Dans les coulisses de DUNE, le film-événement de Denis Villeneuve – 2ème partie
Article Cinéma du Vendredi 10 Septembre 2021
Par Arnaud T. DePraude
C’était évidemment un défi de réussir à cerner les mystères de l’intrigue et les faiblesses et les forces des personnages d’Herbert qui les rendent si attachants, surtout dans un récit d’une telle ampleur dramaturgique. Par conséquent, s’agissant de la construction du scénario, auteurs et producteurs ont convenu qu’un seul film ne suffirait pas à restituer toute la richesse du livre. « L’histoire est d’une envergure phénoménale », rapporte le producteur Cale Boyter, « si bien qu’on s’est tout de suite dit qu’on allait fractionner le livre. C’était beaucoup plus facile pour savoir comment l’adapter sous une forme scénaristique ». Ensemble, auteurs et producteurs ont constaté qu’il y avait un thème majeur qui servirait de fil rouge à l’histoire. « Le livre transcendait le genre de la science-fiction », reprend Boyter. « Il y avait là une relation père-fils qui s’est imposée d’elle-même et on voulait s’attacher aux résonances émotionnelles de la famille Atréides pour pouvoir raconter l’histoire du point de vue de chacun de ses membres, tandis qu’ils affrontent leur destin, sur le plan affectif et politique ».
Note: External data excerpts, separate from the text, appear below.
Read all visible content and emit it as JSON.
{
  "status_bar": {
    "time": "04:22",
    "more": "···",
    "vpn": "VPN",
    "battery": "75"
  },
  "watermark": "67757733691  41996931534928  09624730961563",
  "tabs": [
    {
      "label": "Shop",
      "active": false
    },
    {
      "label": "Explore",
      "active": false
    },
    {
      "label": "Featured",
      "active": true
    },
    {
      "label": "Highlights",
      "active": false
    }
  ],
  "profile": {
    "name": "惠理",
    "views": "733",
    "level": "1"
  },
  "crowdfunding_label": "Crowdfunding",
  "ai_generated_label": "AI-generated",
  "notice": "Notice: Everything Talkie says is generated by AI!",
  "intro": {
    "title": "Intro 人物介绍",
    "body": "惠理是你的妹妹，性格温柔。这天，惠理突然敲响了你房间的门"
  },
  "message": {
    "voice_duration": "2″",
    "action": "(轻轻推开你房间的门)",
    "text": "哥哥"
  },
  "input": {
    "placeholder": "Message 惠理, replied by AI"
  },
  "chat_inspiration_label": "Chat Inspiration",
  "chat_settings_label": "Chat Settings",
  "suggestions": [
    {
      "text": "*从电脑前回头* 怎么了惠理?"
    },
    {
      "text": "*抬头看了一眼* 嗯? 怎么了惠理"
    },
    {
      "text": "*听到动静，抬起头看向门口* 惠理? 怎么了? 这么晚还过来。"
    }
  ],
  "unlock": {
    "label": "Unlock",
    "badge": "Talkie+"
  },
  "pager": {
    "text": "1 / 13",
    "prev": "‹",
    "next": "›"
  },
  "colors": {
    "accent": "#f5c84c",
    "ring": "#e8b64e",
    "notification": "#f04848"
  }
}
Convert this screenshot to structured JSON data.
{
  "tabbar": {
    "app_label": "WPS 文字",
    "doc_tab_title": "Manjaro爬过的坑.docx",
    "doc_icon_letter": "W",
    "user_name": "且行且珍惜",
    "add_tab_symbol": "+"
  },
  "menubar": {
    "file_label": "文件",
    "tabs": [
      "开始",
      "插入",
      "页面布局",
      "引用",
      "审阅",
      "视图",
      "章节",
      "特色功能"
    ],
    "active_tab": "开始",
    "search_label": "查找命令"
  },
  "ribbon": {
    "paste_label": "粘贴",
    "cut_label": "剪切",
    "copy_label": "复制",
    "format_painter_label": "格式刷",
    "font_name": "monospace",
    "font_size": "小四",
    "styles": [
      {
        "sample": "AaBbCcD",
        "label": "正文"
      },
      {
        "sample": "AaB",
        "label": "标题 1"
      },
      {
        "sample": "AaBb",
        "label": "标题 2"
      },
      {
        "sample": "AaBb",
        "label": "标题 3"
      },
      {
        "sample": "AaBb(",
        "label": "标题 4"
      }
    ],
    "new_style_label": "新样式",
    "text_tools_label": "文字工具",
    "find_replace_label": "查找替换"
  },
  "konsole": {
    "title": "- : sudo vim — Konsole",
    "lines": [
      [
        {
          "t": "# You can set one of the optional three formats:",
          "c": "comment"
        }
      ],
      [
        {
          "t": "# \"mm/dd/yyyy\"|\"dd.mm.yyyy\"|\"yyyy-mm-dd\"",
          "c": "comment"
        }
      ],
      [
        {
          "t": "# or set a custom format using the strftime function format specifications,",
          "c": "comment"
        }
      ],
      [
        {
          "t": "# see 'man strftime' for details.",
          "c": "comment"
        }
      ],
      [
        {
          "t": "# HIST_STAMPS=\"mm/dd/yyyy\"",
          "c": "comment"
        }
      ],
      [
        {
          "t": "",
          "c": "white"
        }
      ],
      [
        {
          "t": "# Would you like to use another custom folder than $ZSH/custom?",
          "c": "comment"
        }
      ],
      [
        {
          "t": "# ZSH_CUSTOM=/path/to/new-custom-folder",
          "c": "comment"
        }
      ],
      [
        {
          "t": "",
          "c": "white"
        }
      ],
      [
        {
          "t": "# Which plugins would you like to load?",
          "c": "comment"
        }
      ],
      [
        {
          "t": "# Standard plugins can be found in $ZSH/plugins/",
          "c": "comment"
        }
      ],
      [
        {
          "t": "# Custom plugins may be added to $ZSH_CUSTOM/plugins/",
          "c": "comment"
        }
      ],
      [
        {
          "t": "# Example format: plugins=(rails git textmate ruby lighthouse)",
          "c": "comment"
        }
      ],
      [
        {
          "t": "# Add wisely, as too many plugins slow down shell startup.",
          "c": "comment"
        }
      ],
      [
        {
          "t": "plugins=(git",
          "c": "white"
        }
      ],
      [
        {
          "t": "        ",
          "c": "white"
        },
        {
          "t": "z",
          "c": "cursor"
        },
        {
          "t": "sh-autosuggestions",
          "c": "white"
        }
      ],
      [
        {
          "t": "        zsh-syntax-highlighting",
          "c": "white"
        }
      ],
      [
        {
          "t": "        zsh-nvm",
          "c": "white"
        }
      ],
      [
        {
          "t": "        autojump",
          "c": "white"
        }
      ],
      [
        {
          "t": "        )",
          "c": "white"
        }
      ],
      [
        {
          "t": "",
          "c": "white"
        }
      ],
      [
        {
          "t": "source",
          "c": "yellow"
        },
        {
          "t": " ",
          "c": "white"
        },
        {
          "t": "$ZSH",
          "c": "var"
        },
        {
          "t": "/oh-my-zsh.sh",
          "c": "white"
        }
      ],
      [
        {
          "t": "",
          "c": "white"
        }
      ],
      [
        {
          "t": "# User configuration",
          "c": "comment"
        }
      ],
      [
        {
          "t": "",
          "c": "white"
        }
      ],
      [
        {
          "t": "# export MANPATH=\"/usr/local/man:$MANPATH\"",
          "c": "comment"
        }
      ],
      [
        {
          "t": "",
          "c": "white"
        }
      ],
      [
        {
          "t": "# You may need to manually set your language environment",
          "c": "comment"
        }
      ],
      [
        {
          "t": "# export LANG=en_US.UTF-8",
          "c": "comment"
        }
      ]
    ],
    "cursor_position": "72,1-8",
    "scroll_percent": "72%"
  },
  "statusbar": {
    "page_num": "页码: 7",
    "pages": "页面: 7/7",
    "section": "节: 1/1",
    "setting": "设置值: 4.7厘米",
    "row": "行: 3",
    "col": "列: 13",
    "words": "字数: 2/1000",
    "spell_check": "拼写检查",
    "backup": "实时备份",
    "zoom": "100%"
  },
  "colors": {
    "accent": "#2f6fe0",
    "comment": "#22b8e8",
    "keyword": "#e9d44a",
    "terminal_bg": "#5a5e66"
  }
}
Herbert, qui avait lui-même sillonné la planète et fait des études d’histoire, s’est largement inspiré des événements dont il était témoin. Maîtrisant parfaitement la complexité de la dramaturgie, Villeneuve a abordé DUNE en cherchant à transporter le spectateur dans des contrées inconnues, tout comme le roman l’avait lui-même totalement dépaysé quand il était jeune. Les scénaristes Jon Spaihts et Eric Roth, accompagnés de Villeneuve, se sont attaqués à l’adaptation. Spaihts remarque : « C’était une occasion unique pour moi. J’ai découvert le roman à l’âge de 12 ou 13 ans, et à l’époque, il m’est presque apparu comme un texte sacré. C’était l’un des livres les plus profonds que j’aie jamais lus et je l’ai relu chaque année, comme Le Seigneur des Anneaux et quelques autres œuvres majeures de la littérature. J’ai fini par le connaître sur le bout des doigts et, du coup, ce qui m’a frappé quand j’ai commencé à écrire le scénario, c’est que je me suis aperçu qu’il me suffisait de démarrer une scène et les dialogues me venaient naturellement. Je savais parfaitement où j’allais ».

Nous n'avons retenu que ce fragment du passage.